Sedangkan kapasitas dan tipenya, masih sama seperti armada Suroboyo Bus yang sudah ada sebelumnya, yaitu dapat memuat 67 penumpang, termasuk yang berdiri, orang difabel, dan perempuan. Bus ini juga dilengkapi GPS dan CCTV, sehingga bus ini sangat aman dan nyaman. "Pembayarannya pun masih tetap dengan botol plastik," ujarnya.

Irvan menjelaskan, dengan bertambahnya 10 unit armada Suroboyo Bus ini, maka diharapkan para penumpang yang menunggu kedatangan Suroboyo Bus tidak lama-lama berada di halte. Selama ini, para penumpang itu menunggu sekitar 30 menit sampai 1 jam. "Nah, kami harapkan nanti kalau ini sudah jalan semuanya, para penumpang hanya menunggu sekitar 10-20 menit, baik rute timur-barat dan utara-selatan," tegasnya.

Ia juga menjelaskan, pembagian rute 10 unit bus yang baru ini akan disesuaikan dengan demand atau permintaan. Meskipun yang lebih diprioritaskan adalah rute barat-timur, tapi rute utara-selatan juga perlu ada tambahan, karena permintaannya sangat tinggi. "Nanti ketika jam-jam sibuk, kita akan buat lebih pendek juga waktu pemberangkatannya, tapi ketika sudah siang, mungkin sudah mulai diperpanjang lagi," imbuhnya.

Selain menambah armada Suroboyo Bus, ternyata Dishub Surabaya juga akan menambah delapan halte bus pada tahun 2019 mendatang. Delapan halte itu rencananya akan dibangun di depan UIN, Royal, depan Joyoboyo, Mayjen Sungkono depan KPU, Mayjen Sungkono sebelah SPBU, HR Muhammad sekitar Masjid At-taqwa, Dharmawangsa sekitar rumah sakit Dr Soetomo, Kertajaya Indah sebelah bundaran ITS.

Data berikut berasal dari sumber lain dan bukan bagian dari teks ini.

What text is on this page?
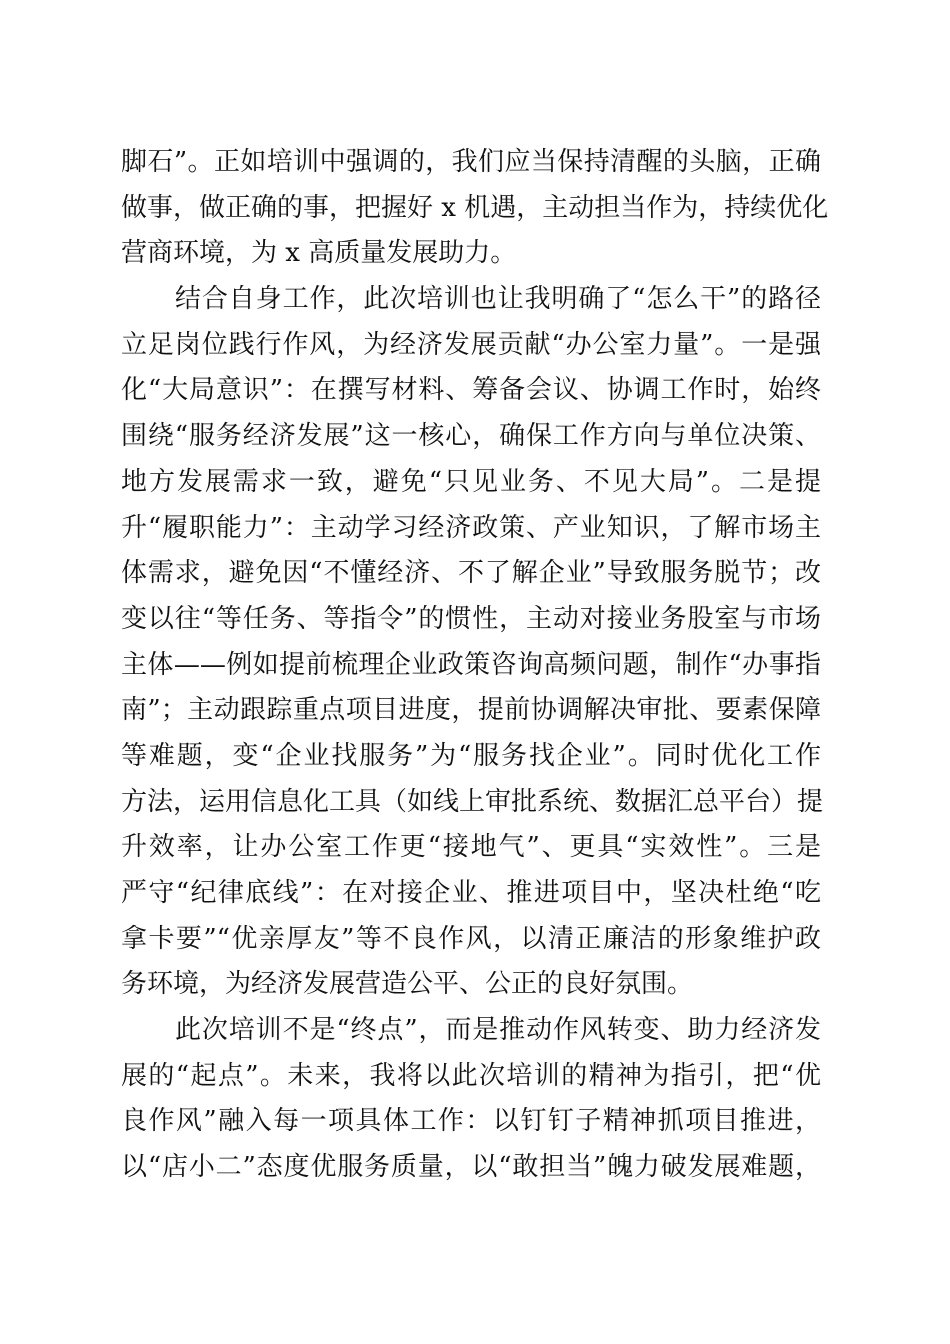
脚石”。正如培训中强调的，我们应当保持清醒的头脑，正确
做事，做正确的事，把握好 x 机遇，主动担当作为，持续优化
营商环境，为 x 高质量发展助力。
结合自身工作，此次培训也让我明确了“怎么干”的路径
立足岗位践行作风，为经济发展贡献“办公室力量”。一是强
化“大局意识”：在撰写材料、筹备会议、协调工作时，始终
围绕“服务经济发展”这一核心，确保工作方向与单位决策、
地方发展需求一致，避免“只见业务、不见大局”。二是提
升“履职能力”：主动学习经济政策、产业知识，了解市场主
体需求，避免因“不懂经济、不了解企业”导致服务脱节；改
变以往“等任务、等指令”的惯性，主动对接业务股室与市场
主体——例如提前梳理企业政策咨询高频问题，制作“办事指
南”；主动跟踪重点项目进度，提前协调解决审批、要素保障
等难题，变“企业找服务”为“服务找企业”。同时优化工作
方法，运用信息化工具（如线上审批系统、数据汇总平台）提
升效率，让办公室工作更“接地气”、更具“实效性”。三是
严守“纪律底线”：在对接企业、推进项目中，坚决杜绝“吃
拿卡要”“优亲厚友”等不良作风，以清正廉洁的形象维护政
务环境，为经济发展营造公平、公正的良好氛围。
此次培训不是“终点”，而是推动作风转变、助力经济发
展的“起点”。未来，我将以此次培训的精神为指引，把“优
良作风”融入每一项具体工作：以钉钉子精神抓项目推进，
以“店小二”态度优服务质量，以“敢担当”魄力破发展难题，
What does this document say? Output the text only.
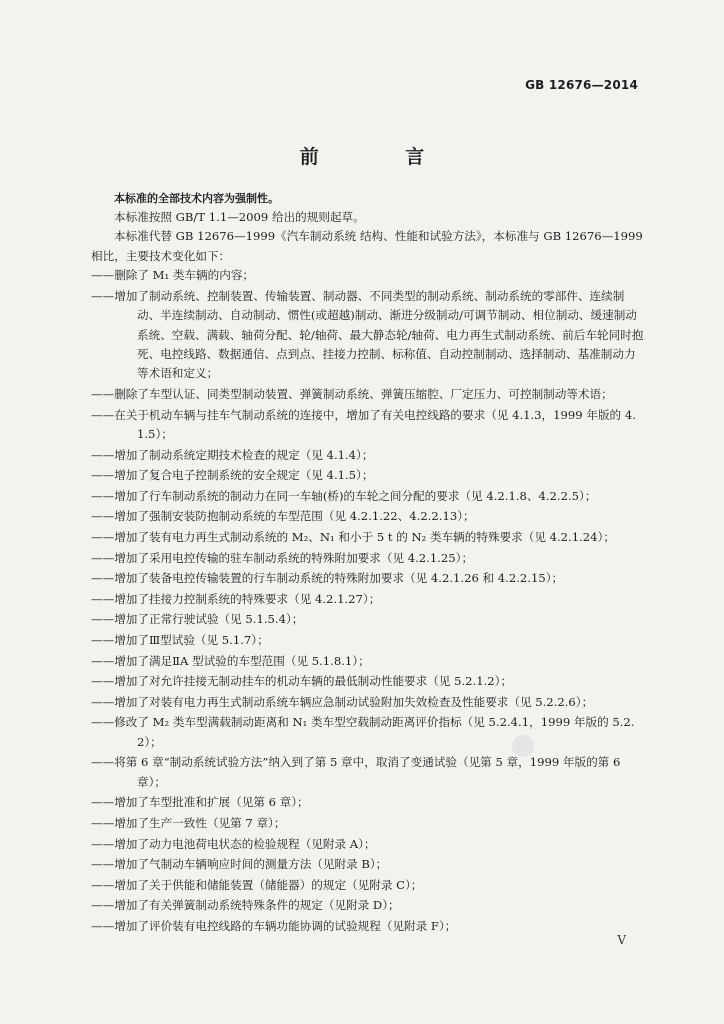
GB 12676—2014
前 言

本标准的全部技术内容为强制性。

本标准按照 GB/T 1.1—2009 给出的规则起草。

本标准代替 GB 12676—1999《汽车制动系统 结构、性能和试验方法》，本标准与 GB 12676—1999 相比，主要技术变化如下：

——删除了 M₁ 类车辆的内容；

——增加了制动系统、控制装置、传输装置、制动器、不同类型的制动系统、制动系统的零部件、连续制动、半连续制动、自动制动、惯性(或超越)制动、渐进分级制动/可调节制动、相位制动、缓速制动系统、空载、满载、轴荷分配、轮/轴荷、最大静态轮/轴荷、电力再生式制动系统、前后车轮同时抱死、电控线路、数据通信、点到点、挂接力控制、标称值、自动控制制动、选择制动、基准制动力等术语和定义；

——删除了车型认证、同类型制动装置、弹簧制动系统、弹簧压缩腔、厂定压力、可控制制动等术语；

——在关于机动车辆与挂车气制动系统的连接中，增加了有关电控线路的要求（见 4.1.3，1999 年版的 4.1.5）；

——增加了制动系统定期技术检查的规定（见 4.1.4）；

——增加了复合电子控制系统的安全规定（见 4.1.5）；

——增加了行车制动系统的制动力在同一车轴(桥)的车轮之间分配的要求（见 4.2.1.8、4.2.2.5）；

——增加了强制安装防抱制动系统的车型范围（见 4.2.1.22、4.2.2.13）；

——增加了装有电力再生式制动系统的 M₂、N₁ 和小于 5 t 的 N₂ 类车辆的特殊要求（见 4.2.1.24）；

——增加了采用电控传输的驻车制动系统的特殊附加要求（见 4.2.1.25）；

——增加了装备电控传输装置的行车制动系统的特殊附加要求（见 4.2.1.26 和 4.2.2.15）；

——增加了挂接力控制系统的特殊要求（见 4.2.1.27）；

——增加了正常行驶试验（见 5.1.5.4）；

——增加了Ⅲ型试验（见 5.1.7）；

——增加了满足ⅡA 型试验的车型范围（见 5.1.8.1）；

——增加了对允许挂接无制动挂车的机动车辆的最低制动性能要求（见 5.2.1.2）；

——增加了对装有电力再生式制动系统车辆应急制动试验附加失效检查及性能要求（见 5.2.2.6）；

——修改了 M₂ 类车型满载制动距离和 N₁ 类车型空载制动距离评价指标（见 5.2.4.1，1999 年版的 5.2.2）；

——将第 6 章“制动系统试验方法”纳入到了第 5 章中，取消了变通试验（见第 5 章，1999 年版的第 6 章）；

——增加了车型批准和扩展（见第 6 章）；

——增加了生产一致性（见第 7 章）；

——增加了动力电池荷电状态的检验规程（见附录 A）；

——增加了气制动车辆响应时间的测量方法（见附录 B）；

——增加了关于供能和储能装置（储能器）的规定（见附录 C）；

——增加了有关弹簧制动系统特殊条件的规定（见附录 D）；

——增加了评价装有电控线路的车辆功能协调的试验规程（见附录 F）；

V
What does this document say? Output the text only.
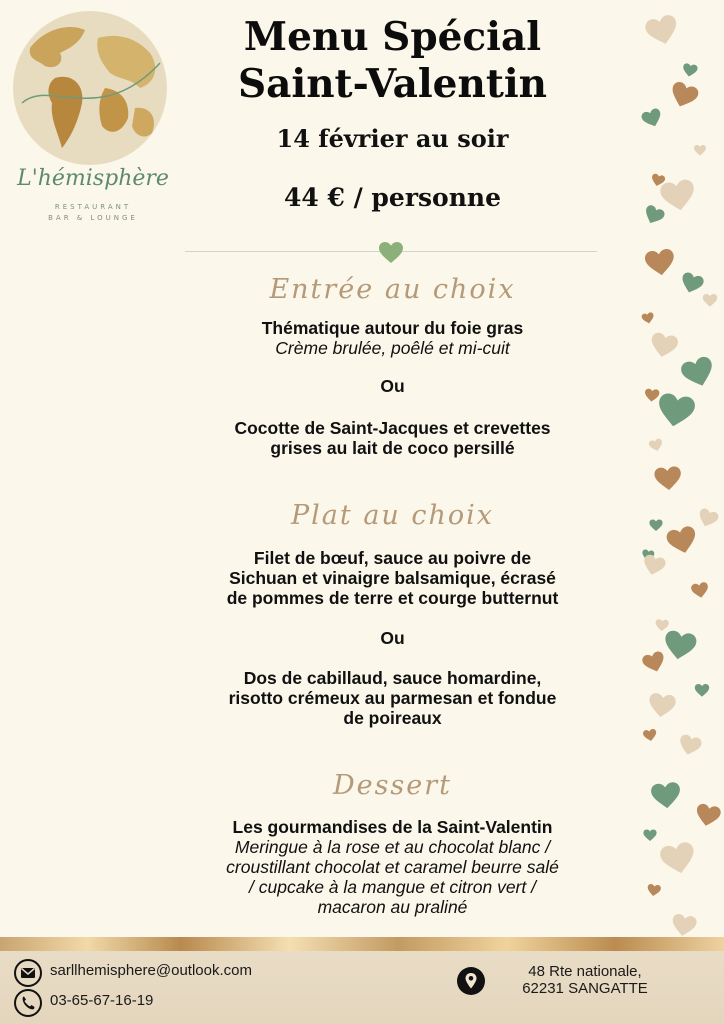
L'hémisphère
RESTAURANT
BAR & LOUNGE
Menu Spécial
Saint-Valentin
14 février au soir
44 € / personne
Entrée au choix
Thématique autour du foie gras
Crème brulée, poêlé et mi-cuit
Ou
Cocotte de Saint-Jacques et crevettes
grises au lait de coco persillé
Plat au choix
Filet de bœuf, sauce au poivre de
Sichuan et vinaigre balsamique, écrasé
de pommes de terre et courge butternut
Ou
Dos de cabillaud, sauce homardine,
risotto crémeux au parmesan et fondue
de poireaux
Dessert
Les gourmandises de la Saint-Valentin
Meringue à la rose et au chocolat blanc /
croustillant chocolat et caramel beurre salé
/ cupcake à la mangue et citron vert /
macaron au praliné
sarllhemisphere@outlook.com
03-65-67-16-19
48 Rte nationale,
62231 SANGATTE
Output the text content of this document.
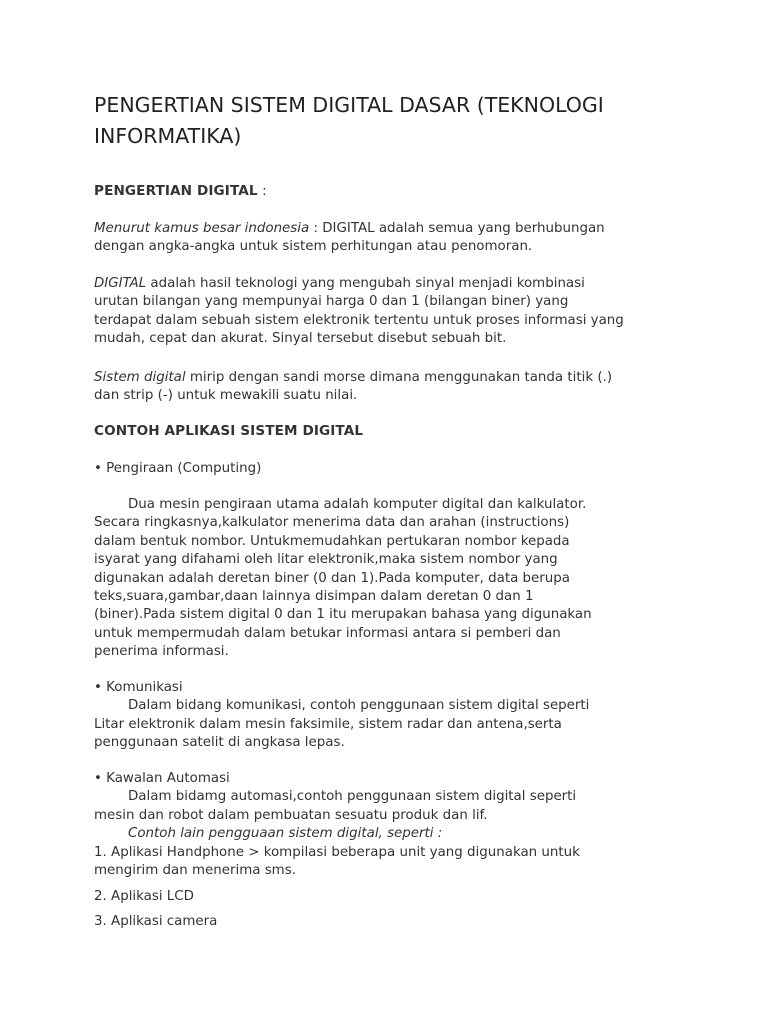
PENGERTIAN SISTEM DIGITAL DASAR (TEKNOLOGI
INFORMATIKA)

PENGERTIAN DIGITAL :

Menurut kamus besar indonesia : DIGITAL adalah semua yang berhubungan
dengan angka-angka untuk sistem perhitungan atau penomoran.

DIGITAL adalah hasil teknologi yang mengubah sinyal menjadi kombinasi
urutan bilangan yang mempunyai harga 0 dan 1 (bilangan biner) yang
terdapat dalam sebuah sistem elektronik tertentu untuk proses informasi yang
mudah, cepat dan akurat. Sinyal tersebut disebut sebuah bit.

Sistem digital mirip dengan sandi morse dimana menggunakan tanda titik (.)
dan strip (-) untuk mewakili suatu nilai.

CONTOH APLIKASI SISTEM DIGITAL

• Pengiraan (Computing)

Dua mesin pengiraan utama adalah komputer digital dan kalkulator.
Secara ringkasnya,kalkulator menerima data dan arahan (instructions)
dalam bentuk nombor. Untukmemudahkan pertukaran nombor kepada
isyarat yang difahami oleh litar elektronik,maka sistem nombor yang
digunakan adalah deretan biner (0 dan 1).Pada komputer, data berupa
teks,suara,gambar,daan lainnya disimpan dalam deretan 0 dan 1
(biner).Pada sistem digital 0 dan 1 itu merupakan bahasa yang digunakan
untuk mempermudah dalam betukar informasi antara si pemberi dan
penerima informasi.

• Komunikasi
Dalam bidang komunikasi, contoh penggunaan sistem digital seperti
Litar elektronik dalam mesin faksimile, sistem radar dan antena,serta
penggunaan satelit di angkasa lepas.

• Kawalan Automasi
Dalam bidamg automasi,contoh penggunaan sistem digital seperti
mesin dan robot dalam pembuatan sesuatu produk dan lif.
Contoh lain pengguaan sistem digital, seperti :
1. Aplikasi Handphone > kompilasi beberapa unit yang digunakan untuk
mengirim dan menerima sms.

2. Aplikasi LCD

3. Aplikasi camera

Irvan menambahkan, penambahan 10 unit baru armada Suroboyo Bus ini bukan hanya persoalan transportasi semata. Namun, lebih dari itu untuk lingkungan, karena nanti diharapkan masyarakat yang biasanya memakai mobil pribadi, bisa beralih ke angkutan umum ini. Ketika angkutan umum ini bisa menjadi alternatif, maka jalan tidak akan macet. "Nah, ketika jalan tidak macet, maka perekonomian pun akan lancar, efisiensi kota jadi lebih baik," kata dia.

Bahkan, ia juga berharap para pelajar yang masih belum memiliki SIM dan belum cukup umur untuk membawa kendaraan sendiri, maka diharapkan menggunakan angkutan umum ini, sehingga angka kecelakaan dapat ditekan. "Jadi, ini untuk keselamatan juga," tegasnya.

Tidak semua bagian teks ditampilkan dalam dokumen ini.